In Alabama, as a young child of four or five years of age, I observed my mother making quilts for our beds on a quilting frame of two-by-fours. I watched her stretch the balls of cotton that we grew into a batting layer, and wash and soften flour sacks for backing fabric.

In 2011, my daughter took me to a series of classes at the Museum of the African Diaspora in San Francisco (MOAD), which was taught by master quilter, Marion Coleman. As a beginner I started with quilt post cards and then moved to a set of 12 small quilts to illustrate a calendar series I made every year for family and close friends. My first calendar based on quilts was a “bed” series and the most recent one feature sayings my mother used when I was growing up.  

Since those first quilts, I have done more than two dozen quilting projects including cards, pillows, and wall hangings. I have learned to use quilts to tell a story by using photos, sayings, and events from my cultural background. My quilts have been exhibited over a dozen times, while one being featured in the New York Times Art Section.
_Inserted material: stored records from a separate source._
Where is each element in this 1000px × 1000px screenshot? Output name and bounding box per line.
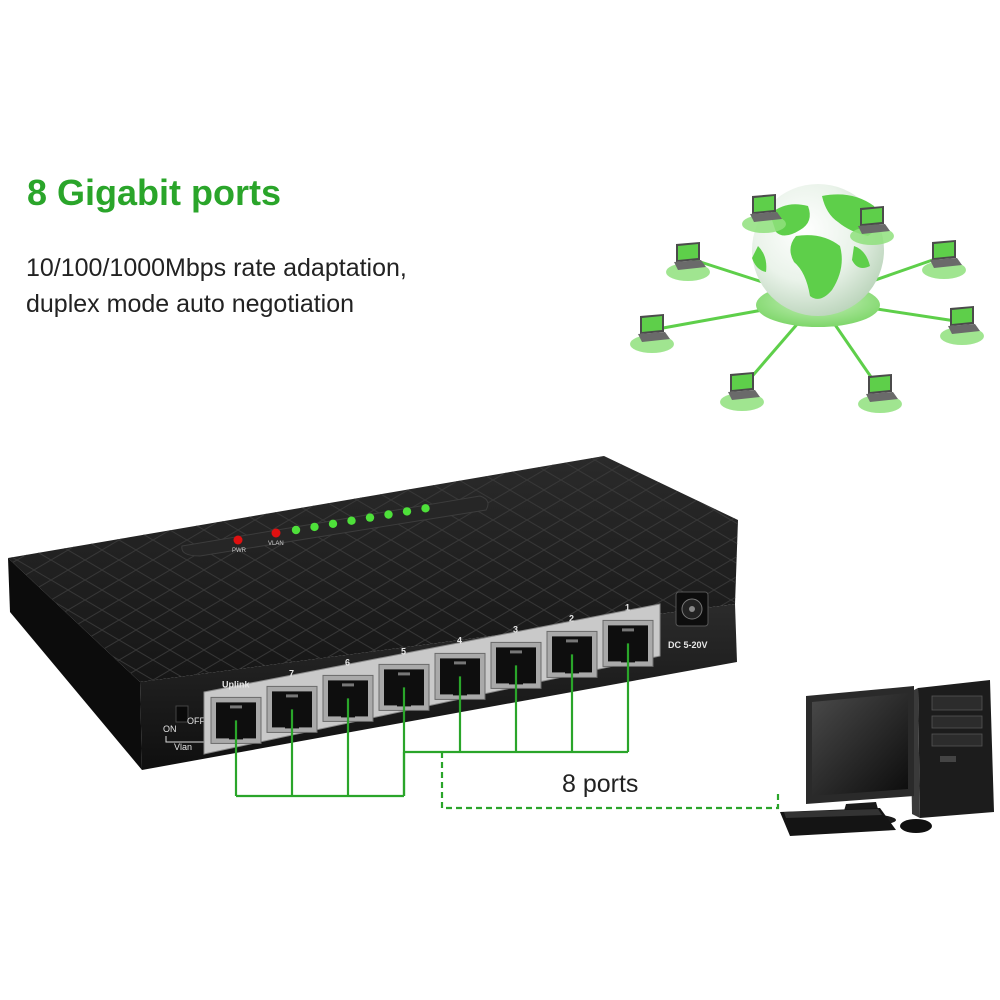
continent-shape — [790, 235, 842, 299]
port-connection-lines — [234, 643, 630, 798]
vlan-label: Vlan — [174, 742, 192, 752]
laptop-icon — [720, 372, 764, 411]
dashed-connection-line — [440, 752, 780, 810]
port-led — [402, 507, 412, 516]
laptop-icon — [666, 242, 710, 281]
power-label: DC 5-20V — [668, 640, 708, 650]
port-led — [347, 516, 356, 525]
laptop-icon — [850, 206, 894, 245]
port-label: 6 — [345, 657, 350, 667]
port-led — [310, 522, 319, 532]
vlan-switch: ON OFF Vlan — [163, 705, 205, 752]
dc-power-jack: DC 5-20V — [668, 591, 709, 650]
laptop-icon — [922, 240, 966, 279]
port-label: 3 — [513, 624, 518, 634]
laptop-icon — [742, 194, 786, 233]
port-led — [384, 510, 393, 519]
continent-shape — [852, 246, 870, 268]
port-label: 1 — [625, 602, 630, 612]
laptop-icon — [630, 314, 674, 353]
headline: 8 Gigabit ports — [27, 172, 282, 213]
port-label: 5 — [401, 646, 406, 656]
power-led — [233, 535, 243, 545]
port-label: 2 — [569, 613, 574, 623]
description-line-1: 10/100/1000Mbps rate adaptation, — [26, 254, 407, 282]
port-led — [365, 513, 375, 522]
feature-description: 10/100/1000Mbps rate adaptation, duplex … — [26, 250, 407, 322]
laptop-icon — [940, 306, 984, 345]
desktop-computer-icon — [780, 680, 994, 836]
globe-network-icon — [630, 184, 984, 413]
continent-shape — [752, 246, 767, 272]
port-led — [328, 519, 338, 528]
vlan-on-label: ON — [163, 724, 177, 734]
port-label: 7 — [289, 668, 294, 678]
vlan-off-label: OFF — [187, 716, 205, 726]
description-line-2: duplex mode auto negotiation — [26, 290, 355, 318]
port-led — [291, 525, 301, 535]
vlan-led — [271, 528, 281, 538]
port-label: Uplink — [222, 679, 250, 689]
laptop-icon — [858, 374, 902, 413]
led-label-pwr: PWR — [232, 548, 247, 554]
port-strip — [203, 603, 661, 755]
port-label: 4 — [457, 635, 462, 645]
led-label-vlan: VLAN — [268, 541, 284, 547]
status-leds: PWR VLAN — [232, 504, 430, 554]
callout-label: 8 ports — [562, 770, 638, 798]
port-led — [421, 504, 430, 513]
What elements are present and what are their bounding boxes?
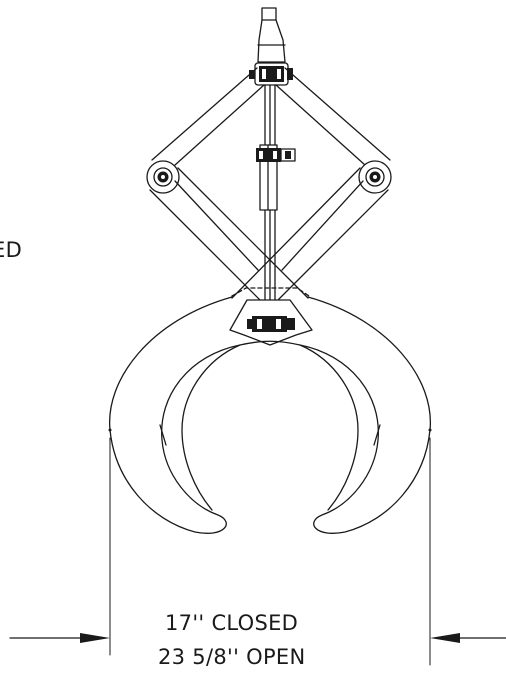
middle-clamp xyxy=(256,144,296,211)
left-arm xyxy=(149,167,309,313)
left-upper-link xyxy=(151,67,265,166)
right-pivot-wheel xyxy=(358,160,392,194)
open-dimension-label: 23 5/8'' OPEN xyxy=(158,645,306,669)
top-shackle xyxy=(257,7,286,63)
jaw-inner xyxy=(159,344,381,511)
right-upper-link xyxy=(275,67,391,166)
closed-dimension-label: 17'' CLOSED xyxy=(165,611,299,635)
right-reference-point xyxy=(428,428,432,432)
right-arm xyxy=(231,167,389,313)
dimension-arrows xyxy=(9,633,506,643)
left-pivot-wheel xyxy=(146,160,180,194)
dimension-extension-lines xyxy=(109,437,431,666)
cut-off-label: ED xyxy=(0,238,23,262)
left-reference-point xyxy=(108,428,112,432)
jaw-outer xyxy=(109,296,431,534)
lower-hinge-plate xyxy=(229,287,313,346)
top-hinge-block xyxy=(249,62,293,86)
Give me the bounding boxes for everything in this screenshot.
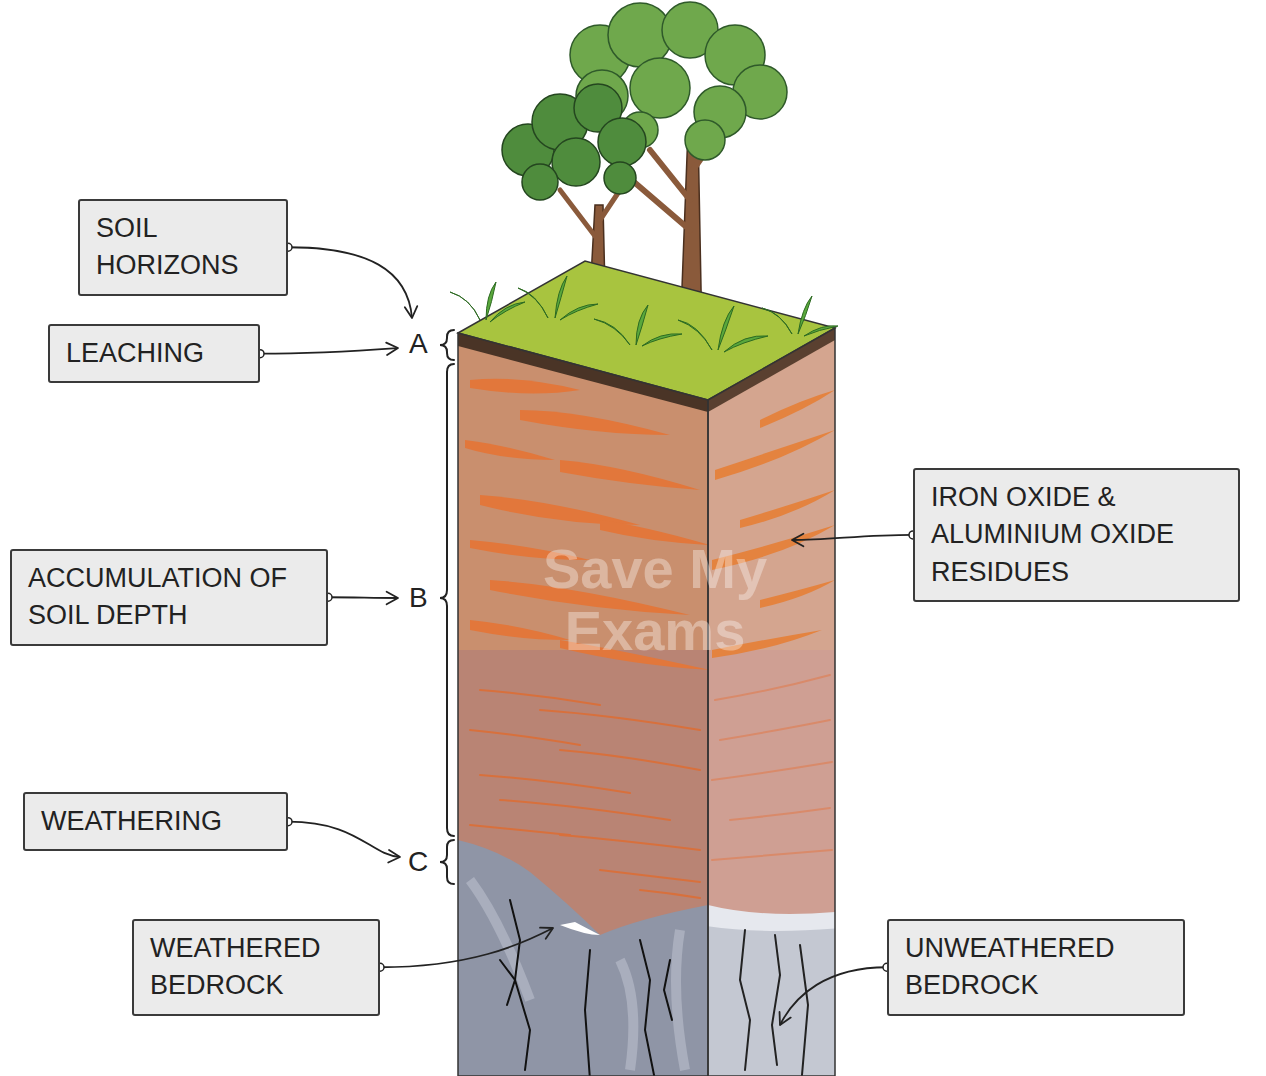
leader-line — [284, 818, 400, 863]
callout-box: IRON OXIDE & ALUMINIUM OXIDE RESIDUES — [913, 468, 1240, 602]
leader-line — [780, 963, 891, 1025]
horizon-letter: A — [409, 329, 428, 360]
leader-line — [376, 928, 553, 972]
callout-text: UNWEATHERED BEDROCK — [905, 930, 1167, 1005]
callout-text: ACCUMULATION OF SOIL DEPTH — [28, 560, 310, 635]
leader-line — [792, 531, 917, 546]
callout-box: LEACHING — [48, 324, 260, 383]
callout-box: UNWEATHERED BEDROCK — [887, 919, 1185, 1016]
callout-text: IRON OXIDE & ALUMINIUM OXIDE RESIDUES — [931, 479, 1222, 591]
callout-box: WEATHERED BEDROCK — [132, 919, 380, 1016]
callout-text: LEACHING — [66, 335, 242, 372]
grass — [450, 276, 838, 352]
horizon-brace — [440, 330, 454, 884]
horizon-letter: C — [408, 847, 428, 878]
leader-line — [324, 592, 398, 604]
soil-side-face — [700, 320, 840, 1076]
watermark: Save My Exams — [490, 538, 820, 661]
callout-box: WEATHERING — [23, 792, 288, 851]
callout-box: ACCUMULATION OF SOIL DEPTH — [10, 549, 328, 646]
soil-front-face — [450, 320, 720, 1076]
callout-text: SOIL HORIZONS — [96, 210, 270, 285]
callout-box: SOIL HORIZONS — [78, 199, 288, 296]
callout-text: WEATHERING — [41, 803, 270, 840]
callout-text: WEATHERED BEDROCK — [150, 930, 362, 1005]
leader-line — [256, 343, 398, 358]
leader-line — [284, 243, 417, 318]
horizon-letter: B — [409, 583, 428, 614]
I enjoy the process of quilt making. We have moved from coverings for beds to public and private art depicting who we are. Quilting not only allows me to create beautiful art, working with different colors and textures, but also to use the beauty of the quilting medium to draw the viewer into thinking about serious issues facing our world.


The best feeling I have had as an artist came when I saw one of my quilts hanging in a public space for the very first time. That quilt was part of a project sponsored by the African American Quilting Guild of Oakland, (AAQGO,) whose mission is  “To preserve and continue the tradition of quilting.”